We can drive the CMOS circuit with minimum current.

BJT is a current controlled device.

CMOS is voltage controlled device.

So, to perform simple logical operation with BJT it consumes more current when compared to CMOS.

And we use battery as power source in portable devices.

In the case of BJT, the battery will drain soon (than CMOS).
 
Thanks for your attention. As you mentioned, CMOS is power efficient for logical operation.
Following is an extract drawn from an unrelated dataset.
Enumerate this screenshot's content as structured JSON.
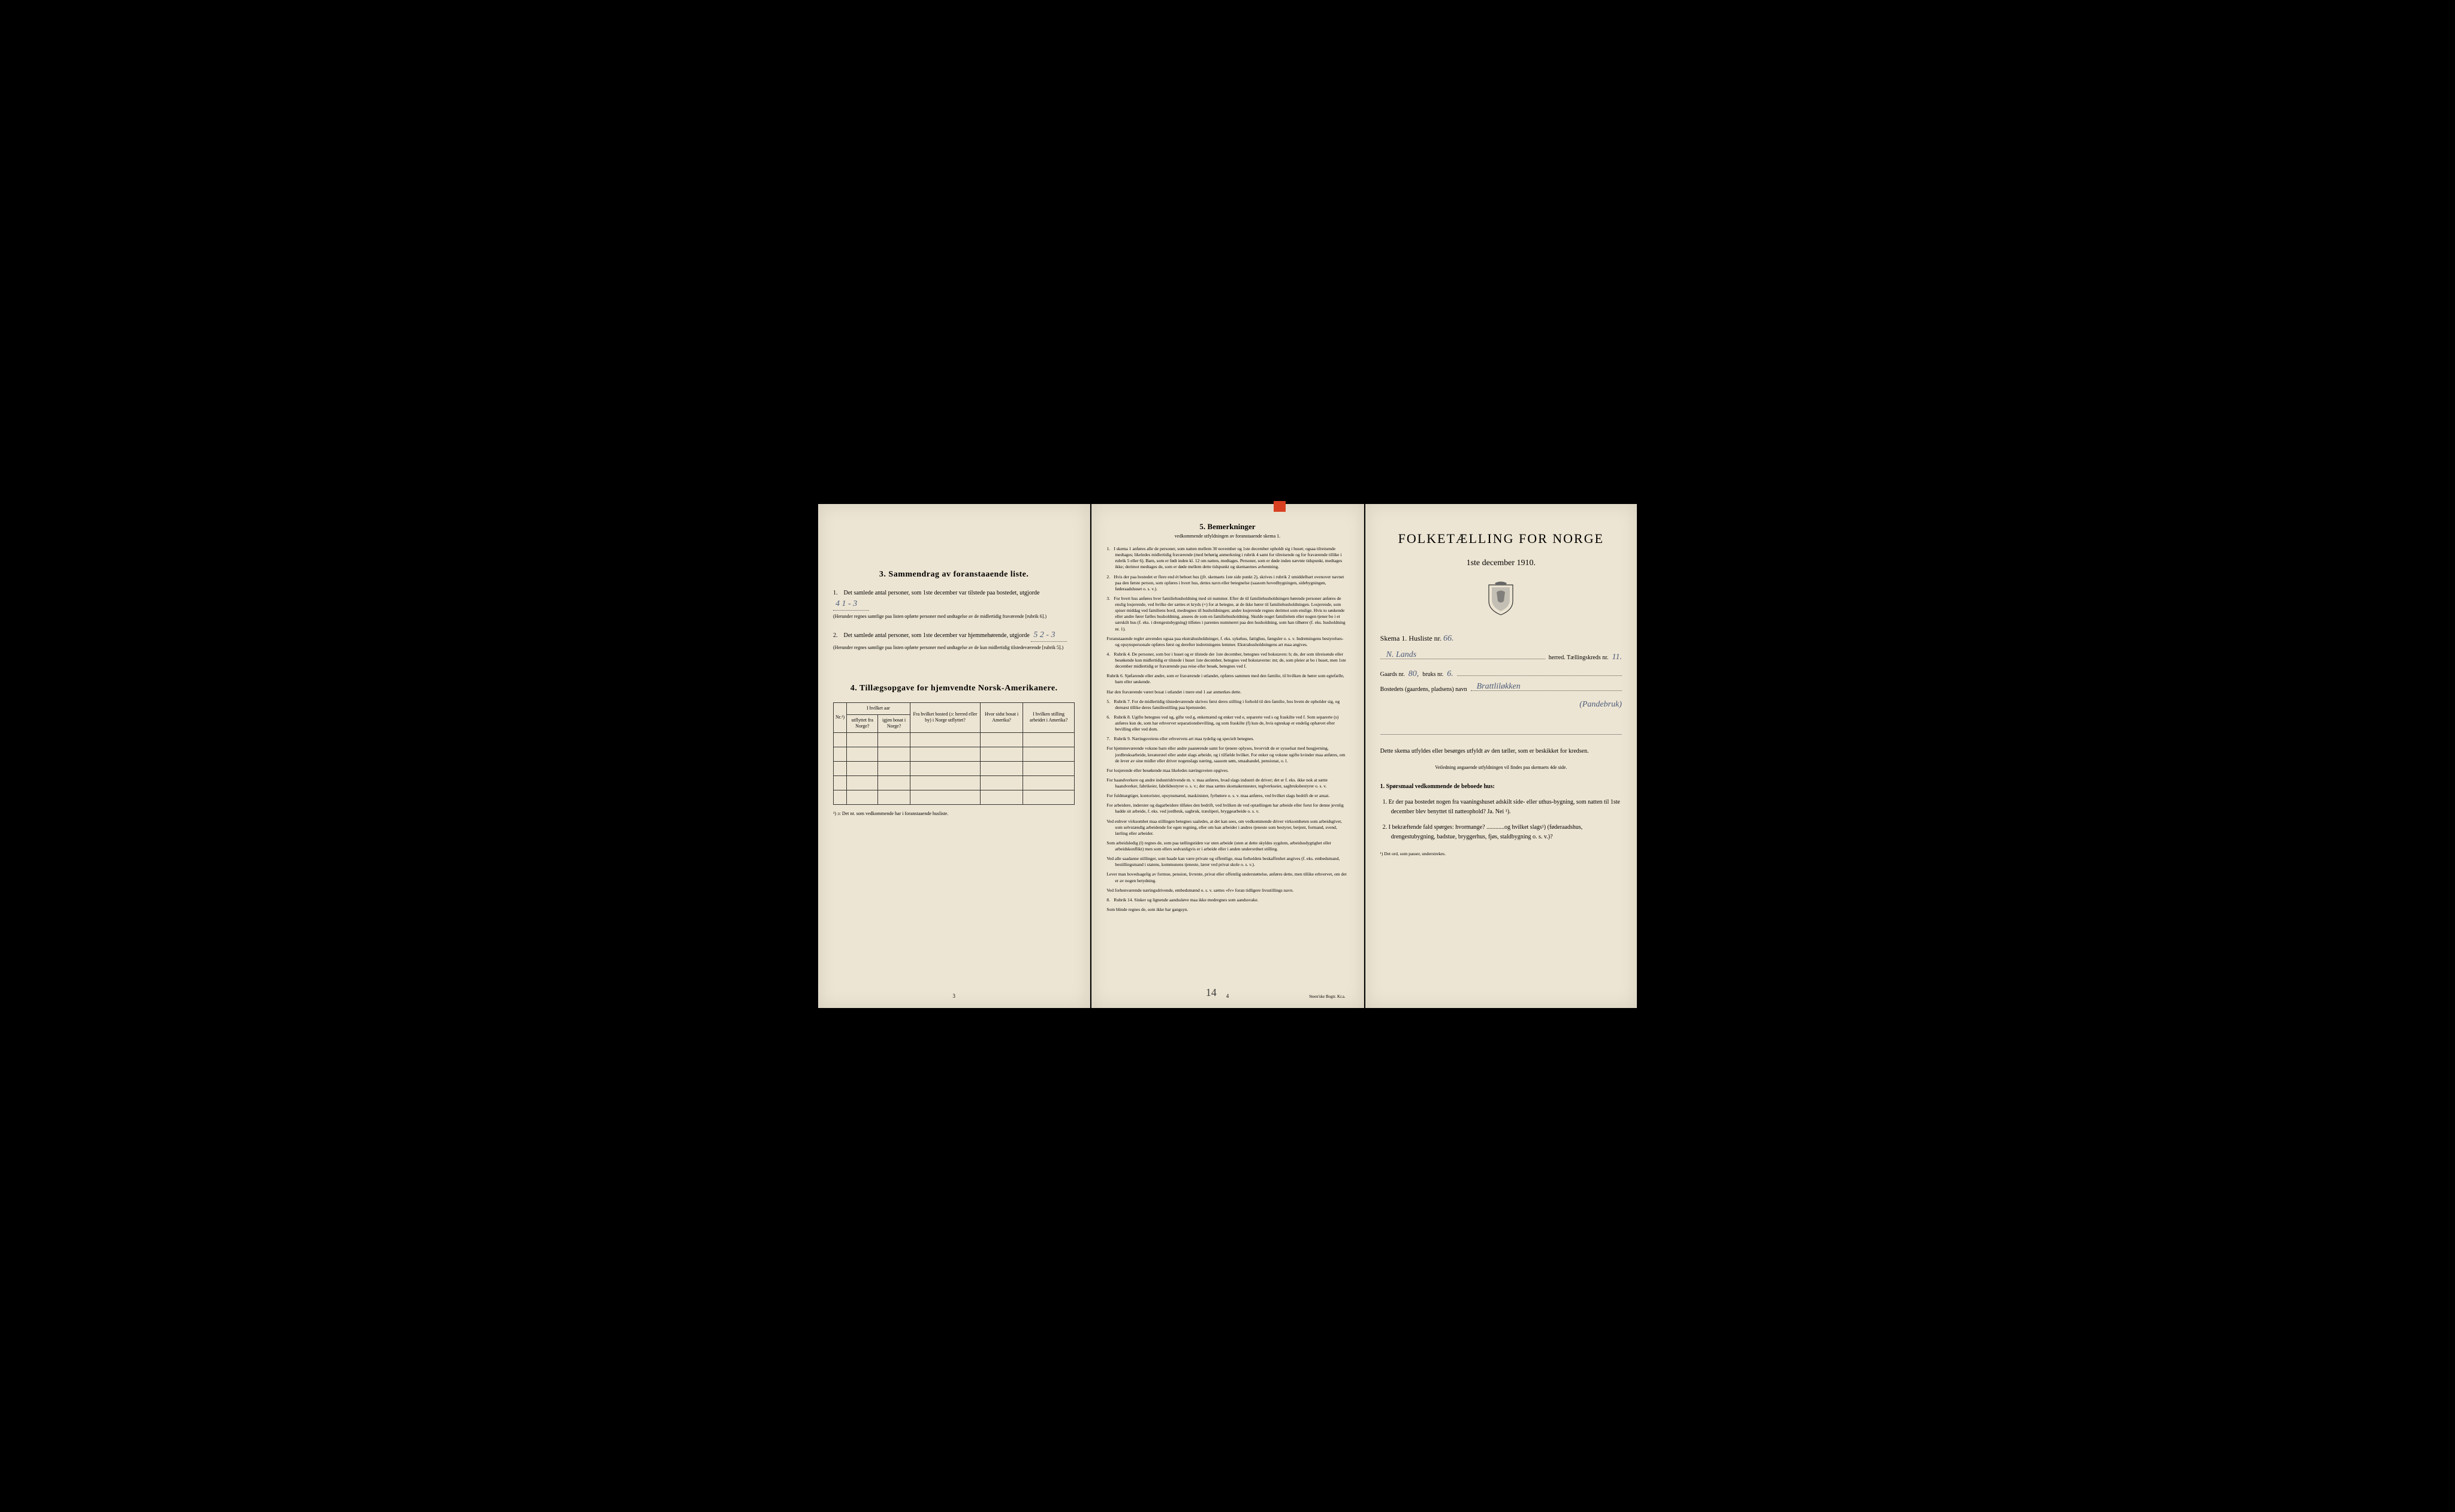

That is true. but does reliability here mean power efficiency?
We can drive the CMOS circuit with minimum current.

BJT is a current controlled device.

CMOS is voltage controlled device.

So, to perform simple logical operation with BJT it consumes more current when compared to CMOS.

And we use battery as power source in portable devices.

In the case of BJT, the battery will drain soon (than CMOS).
 

I don't see why CMOS should be considered more reliable than BJT for small signal or digital ICs.

MOSFETS may be considered more rugged than BJT power transistors, if only because they don't suffer from secondary breakdown.
 

"We", Kemo Sabe?

I'd say well more than half of the high reliability ICs I've
designed, have been on bipolar technologies.

You can break either one, but MOSFETs have classes of
reliability problems (oxide wearout, hot carrier, NBTI) in
-normal- operation that BJTs simply don't. Vertical BJTs,
anyway - laterals are exposed to a lot of low quality
oxide over the base. And yet outside of some abnormal
environments, even these seem to do fine on a lot of
parts that have been on the job for many decades.

To paraphrase Bob Marley, "no thin ox, no cry".